Die Anfertigung des Modells zog sich etwas lange hin, sodass die Turner ungeduldig wurden. Auch war man mit der Aufbewahrung der Steine in Verlegenheit. Und alles lag auf den Schultern des Dr. Angerstein, der damals schwere Zeiten durchmachte. Endlich konnte er zum 21. Oktober 1868 die Mitglieder des Ausschusses zur „Besichtigung des Modells des Jahndenkmals Jägerstrasse 27 im Atelier des Herrn Encke“ einladen! Einstimmig wurde die Ausführung in der Form des Modells genehmigt.
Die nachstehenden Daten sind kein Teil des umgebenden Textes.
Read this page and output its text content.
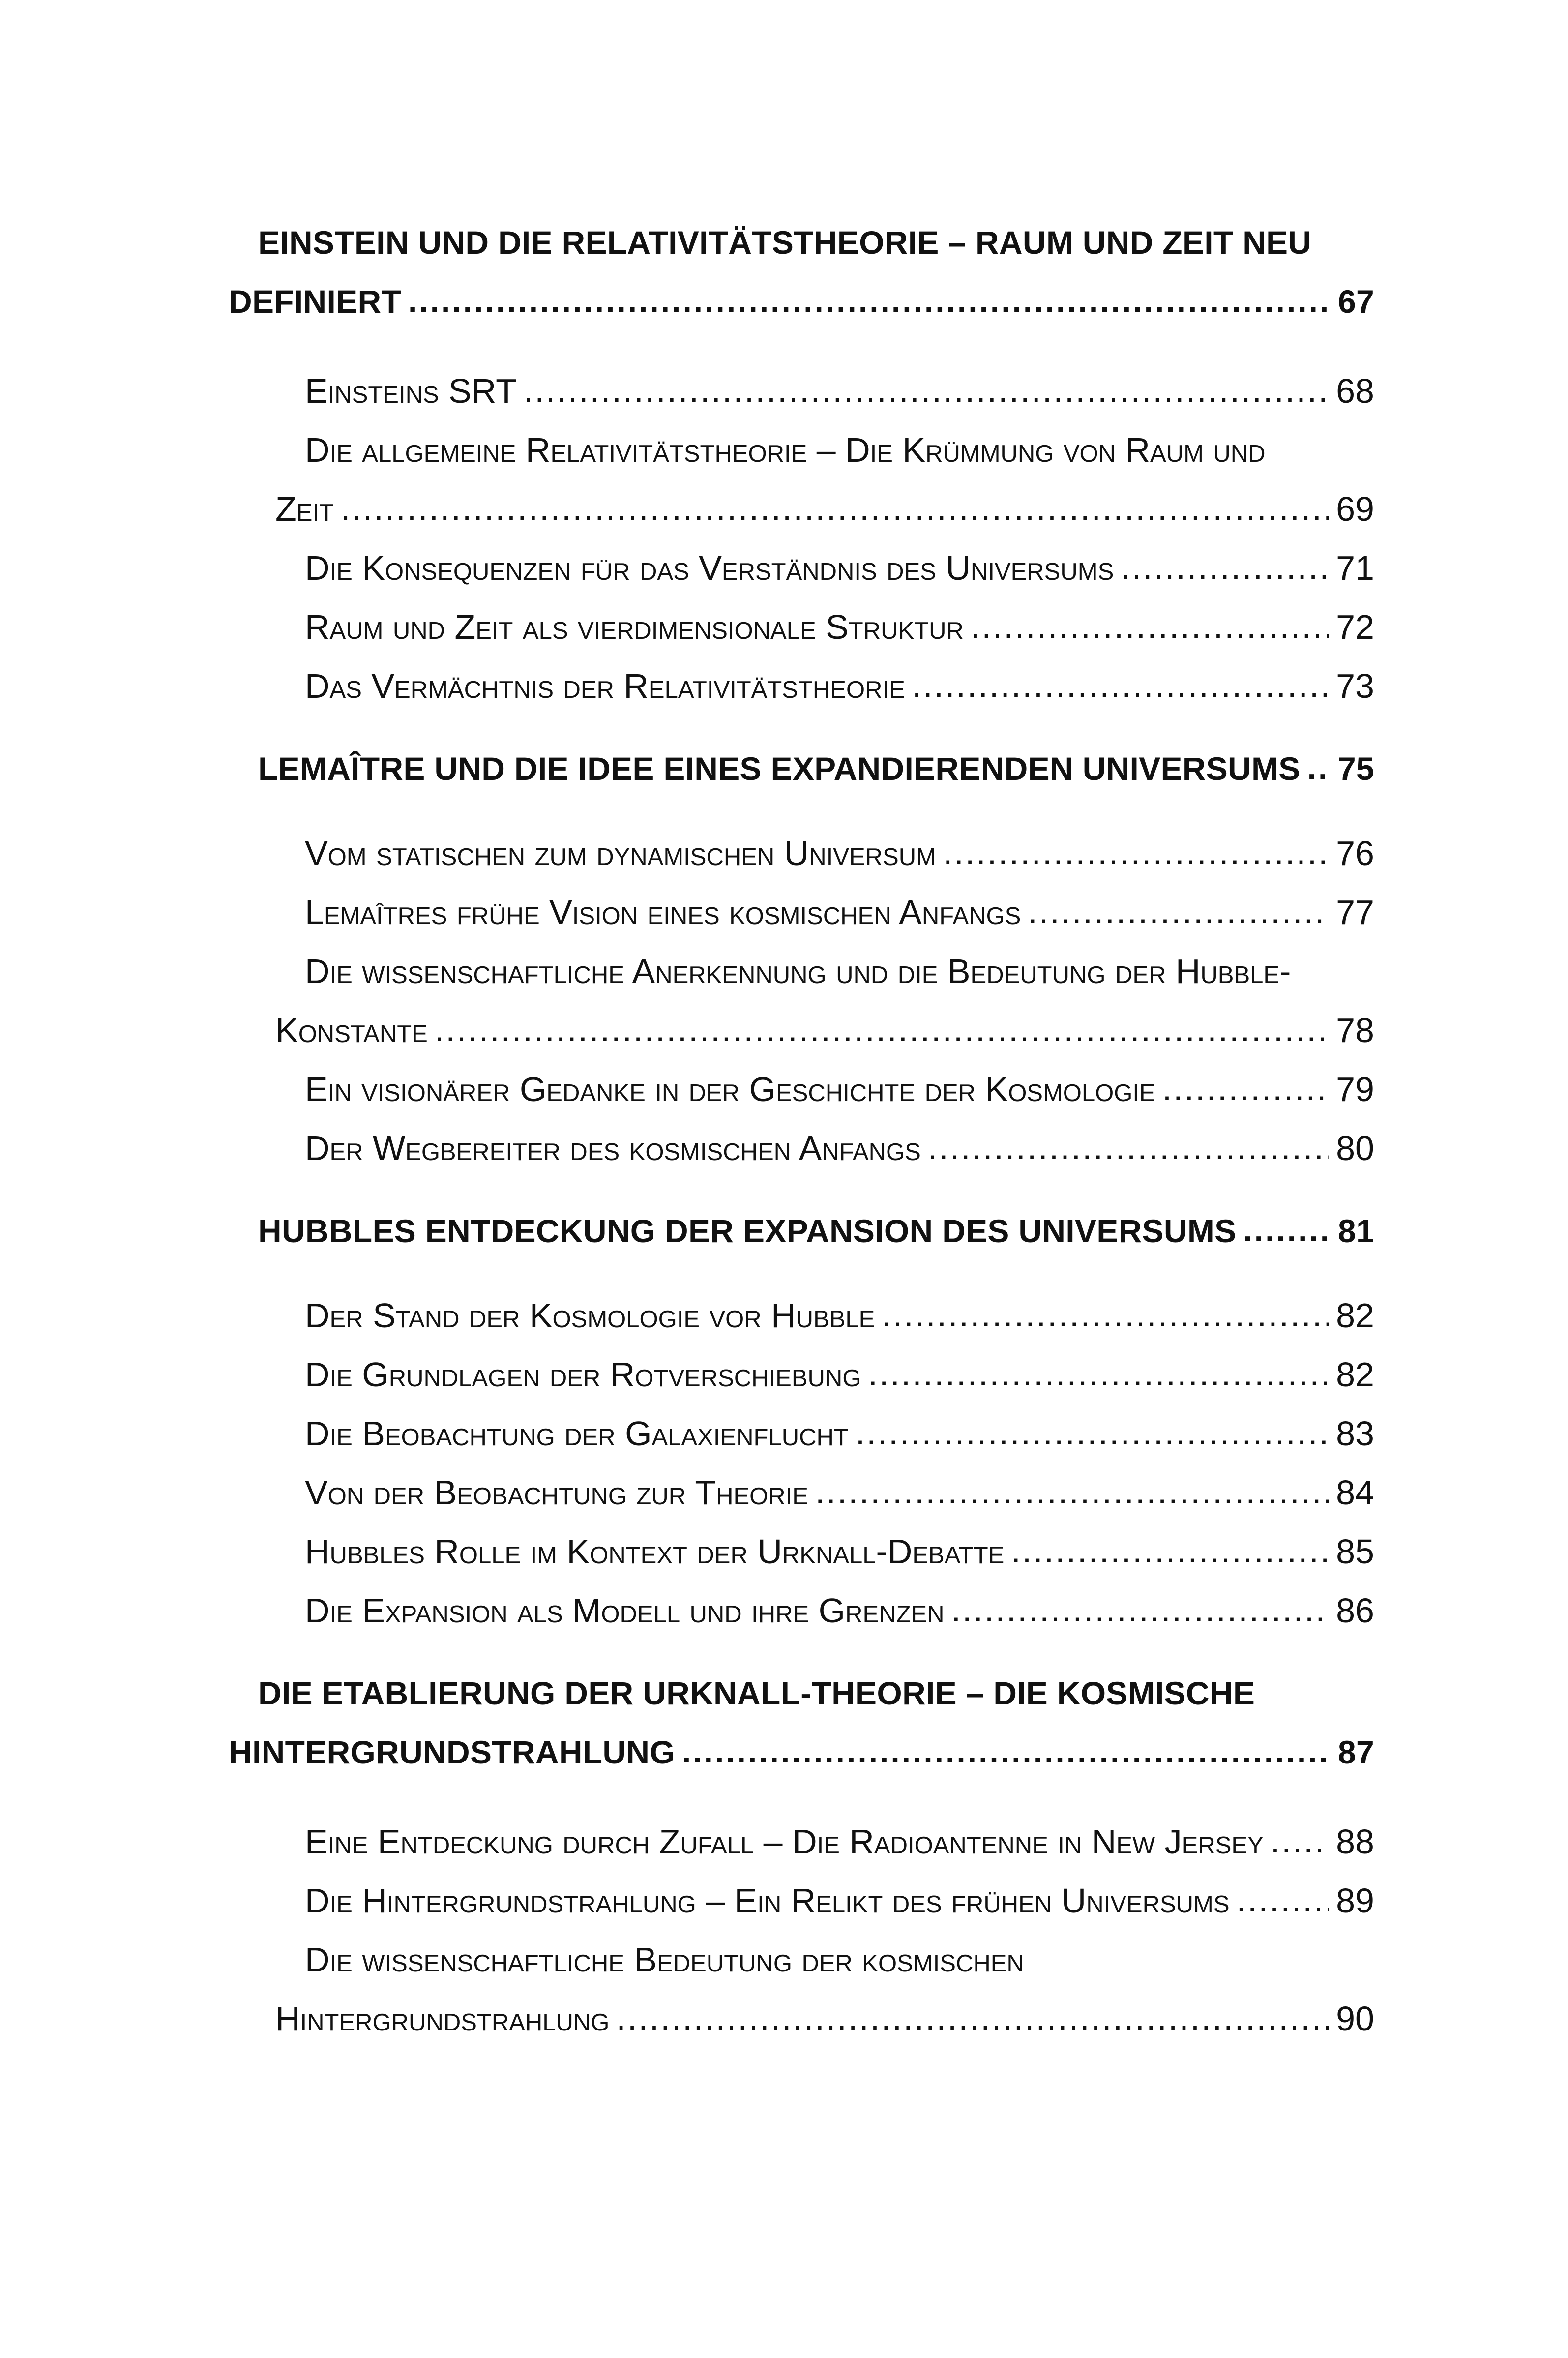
EINSTEIN UND DIE RELATIVITÄTSTHEORIE – RAUM UND ZEIT NEU
DEFINIERT .....	67
Einsteins SRT .....	68
Die allgemeine Relativitätstheorie – Die Krümmung von Raum und
Zeit .....	69
Die Konsequenzen für das Verständnis des Universums .....	71
Raum und Zeit als vierdimensionale Struktur .....	72
Das Vermächtnis der Relativitätstheorie .....	73
LEMAÎTRE UND DIE IDEE EINES EXPANDIERENDEN UNIVERSUMS ..... 75
Vom statischen zum dynamischen Universum .....	76
Lemaîtres frühe Vision eines kosmischen Anfangs .....	77
Die wissenschaftliche Anerkennung und die Bedeutung der Hubble-
Konstante .....	78
Ein visionärer Gedanke in der Geschichte der Kosmologie .....	79
Der Wegbereiter des kosmischen Anfangs .....	80
HUBBLES ENTDECKUNG DER EXPANSION DES UNIVERSUMS .....	81
Der Stand der Kosmologie vor Hubble .....	82
Die Grundlagen der Rotverschiebung .....	82
Die Beobachtung der Galaxienflucht .....	83
Von der Beobachtung zur Theorie .....	84
Hubbles Rolle im Kontext der Urknall-Debatte .....	85
Die Expansion als Modell und ihre Grenzen .....	86
DIE ETABLIERUNG DER URKNALL-THEORIE – DIE KOSMISCHE
HINTERGRUNDSTRAHLUNG .....	87
Eine Entdeckung durch Zufall – Die Radioantenne in New Jersey ..... 88
Die Hintergrundstrahlung – Ein Relikt des frühen Universums .....	89
Die wissenschaftliche Bedeutung der kosmischen
Hintergrundstrahlung .....	90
Der Eindruck auf die Beschauenden war ein gewaltiger. In einem Aufsatz in der deutschen Turnzeitung versuchte ich den Eindruck zu schildern, den ich von dieser grossartigen Manneserscheinung empfing: „Eine herrliche, kraftvolle Männergestalt, das gewaltige Haupt auf dem nicht minder gewaltigen Körper ruhend, die fest geballte rechte Faust auf einen Eichstamm gestützt, vorwärts schreitend wie ein rechter Bahnbrecher, die kraftvollen Glieder vom deutschen Rock umschlossen, das echte Bild eines durch harte Arbeit gekräftigten Mannes.“
Noch aber fehlten 9000 Mark zur Bestreitung der Kosten des Denkmals. Wieder wandte man sich in einem Aufruf vom 26. September 1869 an die Turner. Das Modell aber wanderte nun in die Münzstrasse zu Meister Gladenbecks Giesserei! — Das Jahr 1870 war gekommen und noch war die Summe nicht zusammen. Ein Gesuch an den Magistrat, das noch fehlende Geld aus der Stadtkasse zu bewilligen, wurde abschlägig beschieden. Da legte sich der Stadtverordneten-Vorsteher Kochhann ins Mittel. Er wandte sich persönlich an seine Kollegen und an zwei der bedeutendsten Geldmänner Berlins und bald war alles in Ordnung. Bereits im Mai 1870 stieg das Erzbild, im Guss vollkommen gelungen, aus der Dammgrube hervor.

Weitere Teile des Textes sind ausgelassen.